If the measure of an idea is its endurance through time, Thomas Malthus deserves his spot as Wikipedia’s eightieth Most Influential Person in History. More than two centuries later, one would be hard pressed to find a single student of economics unfamiliar with the simple argument put forth by the world’s first professor of economics. You’ll recall that Malthus argued that each generation doubles geometrically (2, 4, 8, 16, 32 ...), but farmers can only increase food supply arithmetically, as new fields are cleared and productive capacity is added in a linear fashion (2, 3, 4, 5, 6 ...). From this crystalline reasoning follows Malthus’s brutal conclusion: chronic overpopulation, desperation, and widespread starvation are intrinsic to human existence. Not a thing to be done about it. Helping the poor is like feeding London’s pigeons; they’ll just reproduce back to the brink of starvation anyway, so what’s the point? “The poverty and misery which prevail among the lower classes of society,” Malthus asserts, “are absolutely irremediable.”

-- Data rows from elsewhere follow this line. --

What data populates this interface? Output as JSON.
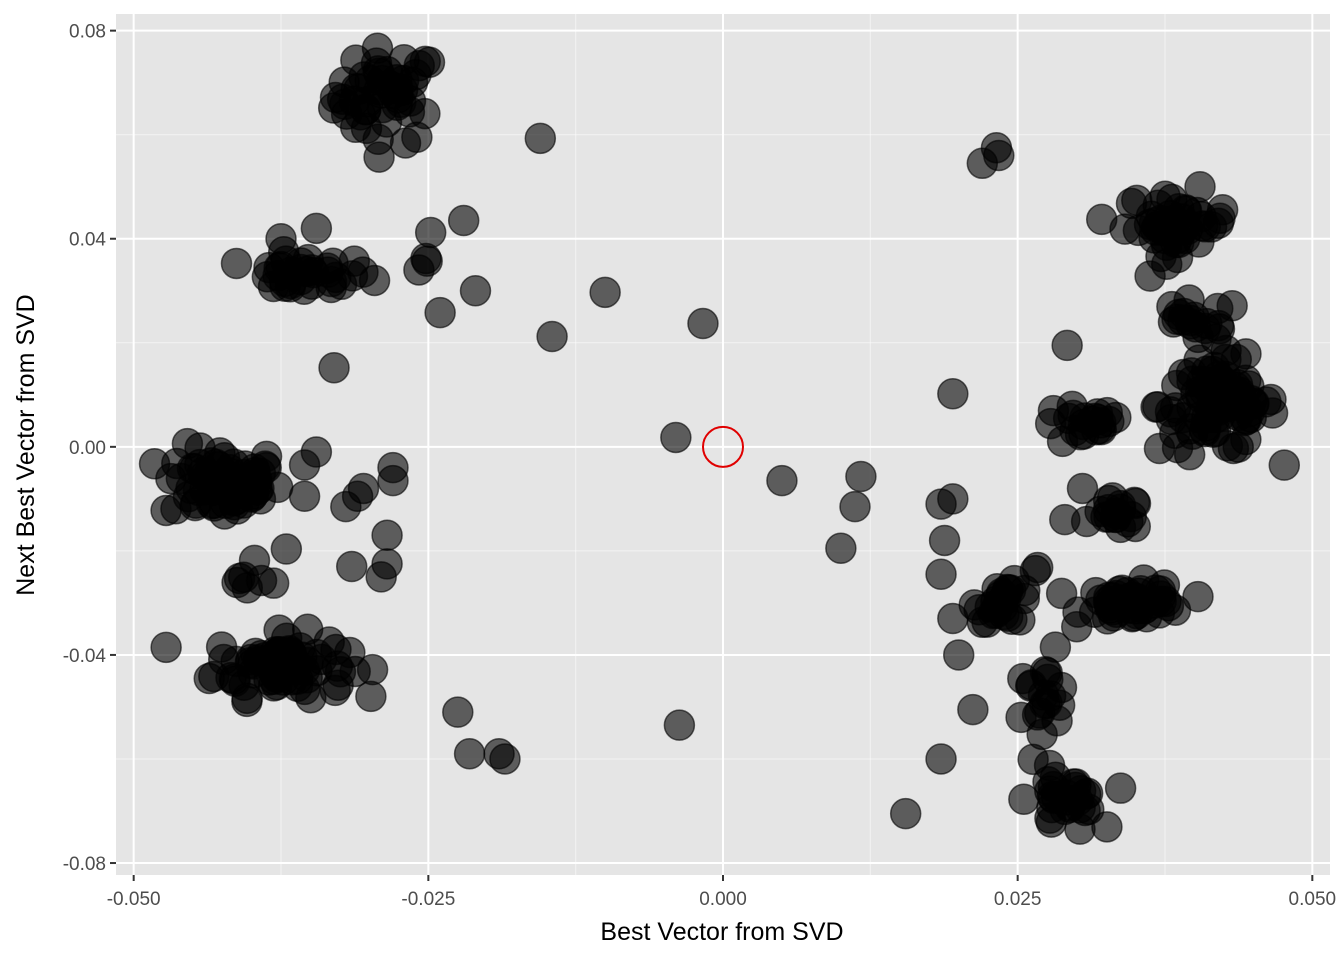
{
  "chart_data": {
    "type": "scatter",
    "title": "",
    "xlabel": "Best Vector from SVD",
    "ylabel": "Next Best Vector from SVD",
    "xlim": [
      -0.0515,
      0.0515
    ],
    "ylim": [
      -0.0823,
      0.0832
    ],
    "xticks": [
      -0.05,
      -0.025,
      0.0,
      0.025,
      0.05
    ],
    "xtick_labels": [
      "-0.050",
      "-0.025",
      "0.000",
      "0.025",
      "0.050"
    ],
    "yticks": [
      -0.08,
      -0.04,
      0.0,
      0.04,
      0.08
    ],
    "ytick_labels": [
      "-0.08",
      "-0.04",
      "0.00",
      "0.04",
      "0.08"
    ],
    "grid": true,
    "colors": {
      "panel_background": "#e5e5e5",
      "grid_major": "#ffffff",
      "point_fill": "#000000",
      "point_stroke": "#000000",
      "highlight": "#e00000"
    },
    "highlight_point": {
      "x": 0.0,
      "y": 0.0
    },
    "clusters": [
      {
        "x": -0.0285,
        "y": 0.0675,
        "spread_x": 0.0022,
        "spread_y": 0.0045,
        "n": 50
      },
      {
        "x": -0.0355,
        "y": 0.033,
        "spread_x": 0.0028,
        "spread_y": 0.0018,
        "n": 34
      },
      {
        "x": -0.0425,
        "y": -0.007,
        "spread_x": 0.0025,
        "spread_y": 0.0035,
        "n": 70
      },
      {
        "x": -0.0375,
        "y": -0.042,
        "spread_x": 0.0028,
        "spread_y": 0.003,
        "n": 80
      },
      {
        "x": -0.0395,
        "y": -0.024,
        "spread_x": 0.0012,
        "spread_y": 0.0025,
        "n": 8
      },
      {
        "x": 0.0385,
        "y": 0.043,
        "spread_x": 0.0022,
        "spread_y": 0.003,
        "n": 45
      },
      {
        "x": 0.042,
        "y": 0.008,
        "spread_x": 0.0025,
        "spread_y": 0.0045,
        "n": 85
      },
      {
        "x": 0.04,
        "y": 0.024,
        "spread_x": 0.002,
        "spread_y": 0.002,
        "n": 18
      },
      {
        "x": 0.0305,
        "y": 0.004,
        "spread_x": 0.0018,
        "spread_y": 0.002,
        "n": 22
      },
      {
        "x": 0.0335,
        "y": -0.013,
        "spread_x": 0.001,
        "spread_y": 0.0015,
        "n": 18
      },
      {
        "x": 0.035,
        "y": -0.03,
        "spread_x": 0.0022,
        "spread_y": 0.0018,
        "n": 50
      },
      {
        "x": 0.024,
        "y": -0.03,
        "spread_x": 0.0012,
        "spread_y": 0.0018,
        "n": 25
      },
      {
        "x": 0.027,
        "y": -0.048,
        "spread_x": 0.0012,
        "spread_y": 0.003,
        "n": 18
      },
      {
        "x": 0.029,
        "y": -0.068,
        "spread_x": 0.0015,
        "spread_y": 0.003,
        "n": 30
      }
    ],
    "points": [
      [
        -0.0155,
        0.0593
      ],
      [
        -0.022,
        0.0435
      ],
      [
        -0.0248,
        0.0412
      ],
      [
        -0.0252,
        0.0362
      ],
      [
        -0.0251,
        0.0357
      ],
      [
        -0.0258,
        0.034
      ],
      [
        -0.021,
        0.03
      ],
      [
        -0.024,
        0.0258
      ],
      [
        -0.01,
        0.0297
      ],
      [
        -0.0145,
        0.0212
      ],
      [
        -0.0017,
        0.0237
      ],
      [
        -0.004,
        0.0018
      ],
      [
        0.005,
        -0.0065
      ],
      [
        0.0117,
        -0.0057
      ],
      [
        0.0112,
        -0.0115
      ],
      [
        0.01,
        -0.0195
      ],
      [
        0.0155,
        -0.0705
      ],
      [
        -0.0225,
        -0.051
      ],
      [
        -0.0215,
        -0.059
      ],
      [
        -0.019,
        -0.059
      ],
      [
        -0.0037,
        -0.0535
      ],
      [
        0.0195,
        0.0102
      ],
      [
        0.022,
        0.0545
      ],
      [
        0.0232,
        0.0575
      ],
      [
        0.0234,
        0.056
      ],
      [
        -0.033,
        0.0152
      ],
      [
        -0.0375,
        0.04
      ],
      [
        -0.0345,
        0.042
      ],
      [
        -0.0345,
        -0.001
      ],
      [
        -0.0355,
        -0.0035
      ],
      [
        -0.0355,
        -0.0095
      ],
      [
        -0.032,
        -0.0115
      ],
      [
        -0.031,
        -0.0095
      ],
      [
        -0.0305,
        -0.008
      ],
      [
        -0.028,
        -0.004
      ],
      [
        -0.028,
        -0.0065
      ],
      [
        -0.0285,
        -0.017
      ],
      [
        -0.0285,
        -0.0225
      ],
      [
        -0.029,
        -0.025
      ],
      [
        -0.0315,
        -0.023
      ],
      [
        -0.0185,
        -0.06
      ],
      [
        0.0185,
        -0.011
      ],
      [
        0.0195,
        -0.01
      ],
      [
        0.0188,
        -0.018
      ],
      [
        0.0185,
        -0.0245
      ],
      [
        0.0195,
        -0.033
      ],
      [
        0.02,
        -0.04
      ],
      [
        0.0212,
        -0.0505
      ],
      [
        0.0185,
        -0.06
      ],
      [
        0.0292,
        0.0195
      ],
      [
        0.029,
        -0.014
      ],
      [
        0.0305,
        -0.008
      ],
      [
        0.0282,
        -0.0385
      ],
      [
        0.0265,
        -0.0238
      ],
      [
        0.0267,
        -0.0232
      ]
    ]
  }
}
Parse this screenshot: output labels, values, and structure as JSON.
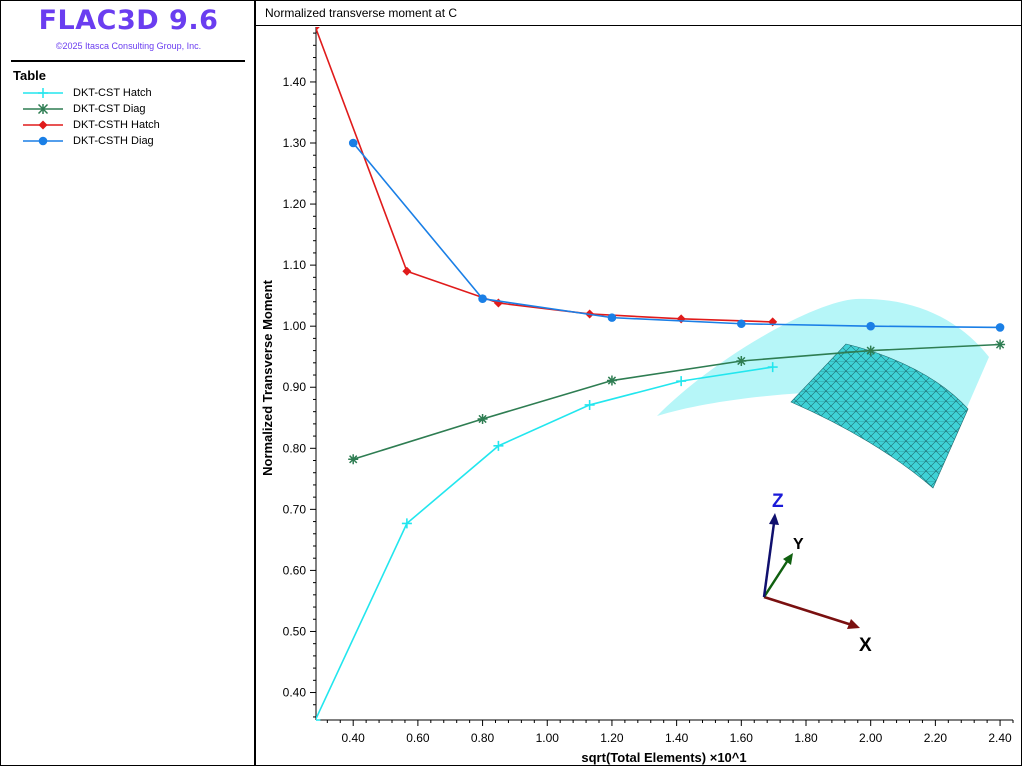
{
  "app": {
    "title": "FLAC3D 9.6",
    "copyright": "©2025 Itasca Consulting Group, Inc.",
    "title_color": "#6a3df0"
  },
  "legend": {
    "heading": "Table",
    "items": [
      {
        "label": "DKT-CST Hatch",
        "color": "#22e6ee",
        "marker": "plus"
      },
      {
        "label": "DKT-CST Diag",
        "color": "#2e7d52",
        "marker": "star"
      },
      {
        "label": "DKT-CSTH Hatch",
        "color": "#e01b1b",
        "marker": "diamond"
      },
      {
        "label": "DKT-CSTH Diag",
        "color": "#1a7fe6",
        "marker": "circle"
      }
    ]
  },
  "plot": {
    "title": "Normalized transverse moment at C"
  },
  "triad": {
    "x_label": "X",
    "y_label": "Y",
    "z_label": "Z",
    "x_color": "#7a1010",
    "y_color": "#106010",
    "z_color": "#10106e"
  },
  "chart_data": {
    "type": "line",
    "xlabel": "sqrt(Total Elements) ×10^1",
    "ylabel": "Normalized Transverse Moment",
    "xlim": [
      0.285,
      2.44
    ],
    "ylim": [
      0.355,
      1.49
    ],
    "xticks": [
      "0.40",
      "0.60",
      "0.80",
      "1.00",
      "1.20",
      "1.40",
      "1.60",
      "1.80",
      "2.00",
      "2.20",
      "2.40"
    ],
    "yticks": [
      "0.40",
      "0.50",
      "0.60",
      "0.70",
      "0.80",
      "0.90",
      "1.00",
      "1.10",
      "1.20",
      "1.30",
      "1.40"
    ],
    "grid": false,
    "series": [
      {
        "name": "DKT-CST Hatch",
        "color": "#22e6ee",
        "marker": "plus",
        "x": [
          0.283,
          0.566,
          0.849,
          1.131,
          1.414,
          1.697
        ],
        "y": [
          0.355,
          0.677,
          0.804,
          0.871,
          0.91,
          0.933
        ]
      },
      {
        "name": "DKT-CST Diag",
        "color": "#2e7d52",
        "marker": "star",
        "x": [
          0.4,
          0.8,
          1.2,
          1.6,
          2.0,
          2.4
        ],
        "y": [
          0.782,
          0.848,
          0.911,
          0.943,
          0.96,
          0.97
        ]
      },
      {
        "name": "DKT-CSTH Hatch",
        "color": "#e01b1b",
        "marker": "diamond",
        "x": [
          0.283,
          0.566,
          0.849,
          1.131,
          1.414,
          1.697
        ],
        "y": [
          1.49,
          1.09,
          1.038,
          1.02,
          1.012,
          1.007
        ]
      },
      {
        "name": "DKT-CSTH Diag",
        "color": "#1a7fe6",
        "marker": "circle",
        "x": [
          0.4,
          0.8,
          1.2,
          1.6,
          2.0,
          2.4
        ],
        "y": [
          1.3,
          1.045,
          1.014,
          1.004,
          1.0,
          0.998
        ]
      }
    ]
  }
}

Malthus based his estimates of human reproductive rates on the recorded increase of (European) population in North America in the previous 150 years (1650-1800). He concluded that the colonial population had doubled every twenty-five years or so, which he took to be a reasonable estimate of the rates of human population growth in general.
In his autobiography, Darwin recalled that when he applied these dire Malthusian computations to the natural world, “it at once struck me that under these circumstances favorable variations would tend to be preserved, and unfavorable ones to be destroyed. The result of this would be the formation of new species. Here then I had at last got a theory by which to work ...”2 Science writer Matt Ridley believes Malthus taught Darwin the “bleak lesson” that “overbreeding must end in pestilence, famine or violence,” convincing him that the secret of natural selection was embedded in the struggle for existence.
Thus was Darwin’s brilliance sparked by the darkest Malthusian gloom.3 Alfred Russel Wallace, who came up with the mechanism underlying natural selection independently of Darwin, experienced his own flash of insight while reading
But while Darwin and Wallace made excellent use of the Malthus’s dire calculations, there’s a problem with them. They don’t add up.